I still have seventeen weeks of my internship to go, but I’ve already learnt so much from Emoxis … and not just in terms of software proficiency either. There’s their whole pipeline for organising files, which was a massive headache on my first day (and it still is), and an extremely specific way of packaging stuff for clients (deviate from this method by a millimetre, and get blasted for it). Then there’s my boss, who’s a bit temperamental, especially if I try asking him for advice too much, or if I work too slowly (which I am, regrettably, because I’m a stickler for accuracy). They also have some pretty cool tools and utilities to do some things, like that Canon Pixma printer that can print CD labels, or Sorenson Squeeze, which they’ve modified so that it converts files into web and DVD formats just by throwing the files into it. Some of their computers even have an Uninterruptible Power Supply (UPS), which is essentially a backup battery in the event of a power failure. The UPSes came in handy today, because there was a blackout in the late afternoon, no more than a millisecond after I saved my work.

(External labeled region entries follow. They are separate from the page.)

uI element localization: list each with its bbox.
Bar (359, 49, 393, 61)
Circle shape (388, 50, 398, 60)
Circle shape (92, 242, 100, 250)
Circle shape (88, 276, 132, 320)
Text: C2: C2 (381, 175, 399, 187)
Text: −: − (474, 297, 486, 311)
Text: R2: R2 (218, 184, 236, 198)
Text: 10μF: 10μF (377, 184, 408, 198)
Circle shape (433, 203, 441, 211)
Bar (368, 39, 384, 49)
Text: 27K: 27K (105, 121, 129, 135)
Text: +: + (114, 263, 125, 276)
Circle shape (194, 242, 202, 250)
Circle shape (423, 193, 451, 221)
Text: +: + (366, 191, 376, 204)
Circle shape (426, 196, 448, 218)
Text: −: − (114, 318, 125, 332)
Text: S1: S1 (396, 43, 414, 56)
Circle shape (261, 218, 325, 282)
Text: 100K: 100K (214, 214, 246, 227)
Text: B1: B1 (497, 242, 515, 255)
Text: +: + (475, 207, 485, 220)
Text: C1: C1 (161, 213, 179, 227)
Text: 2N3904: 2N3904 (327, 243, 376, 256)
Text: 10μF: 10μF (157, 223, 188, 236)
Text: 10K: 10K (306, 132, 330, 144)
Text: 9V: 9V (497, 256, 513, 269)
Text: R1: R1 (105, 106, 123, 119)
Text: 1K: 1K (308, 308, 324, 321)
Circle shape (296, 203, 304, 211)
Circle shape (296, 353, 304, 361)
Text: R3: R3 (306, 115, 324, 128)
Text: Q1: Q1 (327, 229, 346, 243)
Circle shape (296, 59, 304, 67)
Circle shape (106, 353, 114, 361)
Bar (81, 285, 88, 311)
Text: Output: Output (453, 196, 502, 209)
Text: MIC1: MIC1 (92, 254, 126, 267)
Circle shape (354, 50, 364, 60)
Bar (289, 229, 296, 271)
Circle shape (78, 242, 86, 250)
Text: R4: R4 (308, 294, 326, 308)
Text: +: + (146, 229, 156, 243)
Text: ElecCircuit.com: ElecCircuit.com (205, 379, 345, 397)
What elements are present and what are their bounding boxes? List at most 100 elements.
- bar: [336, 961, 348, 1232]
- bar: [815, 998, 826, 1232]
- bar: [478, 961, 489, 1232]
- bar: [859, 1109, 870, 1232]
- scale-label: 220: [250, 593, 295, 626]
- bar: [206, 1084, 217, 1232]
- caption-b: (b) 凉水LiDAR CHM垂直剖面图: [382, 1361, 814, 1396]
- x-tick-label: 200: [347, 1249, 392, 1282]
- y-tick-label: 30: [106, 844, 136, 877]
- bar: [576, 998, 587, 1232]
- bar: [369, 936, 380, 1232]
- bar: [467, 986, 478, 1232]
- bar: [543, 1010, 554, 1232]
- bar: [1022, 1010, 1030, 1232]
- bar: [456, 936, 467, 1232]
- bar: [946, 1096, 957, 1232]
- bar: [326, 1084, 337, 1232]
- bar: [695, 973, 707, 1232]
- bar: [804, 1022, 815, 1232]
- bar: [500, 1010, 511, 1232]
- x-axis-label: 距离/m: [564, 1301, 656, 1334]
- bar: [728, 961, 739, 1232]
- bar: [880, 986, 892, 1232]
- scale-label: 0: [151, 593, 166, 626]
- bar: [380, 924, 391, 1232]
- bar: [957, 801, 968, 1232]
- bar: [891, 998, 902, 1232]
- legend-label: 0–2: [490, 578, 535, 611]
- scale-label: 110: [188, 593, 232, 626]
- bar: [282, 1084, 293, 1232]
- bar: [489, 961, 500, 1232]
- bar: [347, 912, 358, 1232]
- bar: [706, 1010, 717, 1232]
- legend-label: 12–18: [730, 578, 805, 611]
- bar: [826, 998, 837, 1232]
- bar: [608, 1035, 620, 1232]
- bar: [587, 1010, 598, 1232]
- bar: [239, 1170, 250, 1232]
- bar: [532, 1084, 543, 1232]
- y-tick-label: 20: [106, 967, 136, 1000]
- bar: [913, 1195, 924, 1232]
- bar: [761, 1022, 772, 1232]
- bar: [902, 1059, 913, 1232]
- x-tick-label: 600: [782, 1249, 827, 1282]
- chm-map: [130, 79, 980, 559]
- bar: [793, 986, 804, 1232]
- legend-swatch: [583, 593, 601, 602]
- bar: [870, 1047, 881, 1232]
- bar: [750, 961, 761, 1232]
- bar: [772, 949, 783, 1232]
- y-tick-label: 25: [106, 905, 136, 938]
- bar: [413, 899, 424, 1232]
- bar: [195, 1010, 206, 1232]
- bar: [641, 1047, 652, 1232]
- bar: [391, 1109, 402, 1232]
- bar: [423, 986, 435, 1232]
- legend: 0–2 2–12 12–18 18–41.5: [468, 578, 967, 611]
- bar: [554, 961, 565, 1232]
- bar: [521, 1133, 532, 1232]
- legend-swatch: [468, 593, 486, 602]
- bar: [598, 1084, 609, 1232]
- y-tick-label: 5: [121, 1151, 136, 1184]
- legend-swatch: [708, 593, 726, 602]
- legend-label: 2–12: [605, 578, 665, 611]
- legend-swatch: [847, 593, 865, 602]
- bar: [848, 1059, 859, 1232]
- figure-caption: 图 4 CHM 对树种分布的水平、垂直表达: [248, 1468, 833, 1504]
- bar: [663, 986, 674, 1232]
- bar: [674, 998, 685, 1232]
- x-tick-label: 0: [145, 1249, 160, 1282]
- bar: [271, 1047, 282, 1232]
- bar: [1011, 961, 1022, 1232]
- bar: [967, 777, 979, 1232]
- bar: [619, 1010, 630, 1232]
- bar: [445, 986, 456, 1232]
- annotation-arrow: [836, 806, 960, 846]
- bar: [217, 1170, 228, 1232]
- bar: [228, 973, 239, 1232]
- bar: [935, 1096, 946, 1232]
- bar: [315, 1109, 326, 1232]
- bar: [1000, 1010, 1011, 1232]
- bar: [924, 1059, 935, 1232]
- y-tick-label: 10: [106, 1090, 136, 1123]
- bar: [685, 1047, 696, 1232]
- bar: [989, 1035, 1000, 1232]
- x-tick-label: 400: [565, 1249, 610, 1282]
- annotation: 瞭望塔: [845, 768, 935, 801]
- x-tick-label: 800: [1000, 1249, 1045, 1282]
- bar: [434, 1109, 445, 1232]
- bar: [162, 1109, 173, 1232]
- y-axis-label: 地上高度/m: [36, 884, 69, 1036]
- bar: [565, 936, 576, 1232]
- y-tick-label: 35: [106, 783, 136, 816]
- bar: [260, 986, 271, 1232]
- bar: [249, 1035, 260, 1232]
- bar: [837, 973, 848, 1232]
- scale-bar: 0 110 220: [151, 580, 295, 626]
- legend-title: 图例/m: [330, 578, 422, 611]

The one thing I’ve learned that I think is the most important, however, is not any of these. It’s from the group of people that Emoxis outsources jobs to when they don’t have enough hands to handle every single project under their belt. That’s right, I get to meet real freelancers while at work.

Both my mum and sister have told me several times in the past that being a freelancer in Singapore is extremely difficult, and for good reason. Freelancers do not have many benefits that employees have. Employer-contributed pension funds, for instance, or paid leaves. There is, however, one thing that being a freelancer provides that being an employee can hardly ever provide: personal time.

I value personal time far more than I do a stable salary. Fine, it’s probably because I’m still 19 and a naive moron, but that’s how I feel right now. I know how to scrimp if I really have to, so I don’t need a lot of cash to sustain myself. I take great pride in being self-sufficient in nearly all respects – something that I cannot really be happy about if I’m an employee, since I get a set amount of cash every month due to several lines of text typewritten on a piece of wood signed by my boss and me.

Yes, being a freelancer is difficult; the two freelancers I’ve met at Emoxis said this to me on separate occasions when I asked them. However, this seems like the path I’m going to take, given that the industry I’m going to work in is far too small in Singapore, and because I have neither the desire nor the money to find a job in another country. I mean, I’d like to work in Finland if I’m that capable, but I’m not expecting that to ever happen, so I’m stuck here.

And, like I said before, I’d rather work for myself than work for money. I can stretch a dollar to as far as it can go without breaking. All that’s left is my capability in this industry, and that, really, is up to me to sort out.

I’m hoping that my internship will give me the know-how to be good at what I do. Even if it only gets me half the way there, I’ll learn how to do the rest myself – which, ironically, is something my boss is trying to teach me at this point in time.

On a final note, I acknowledge that I don’t post often here. My reason is simple: there’s nothing worthy to post about. If it’s about complaining, it’s not worth a mention here. This is especially more so since I tend to completely squish other people’s toes when I make a blunt statement. I’ve seen how other people got into trouble with the government and/or the people for being an arse on the Internet; I do not wish to be like them. Complaints are a very personal thing, and that’s what a diary is for. Trust me, there are enough people complaining on the Internet to make your head explode.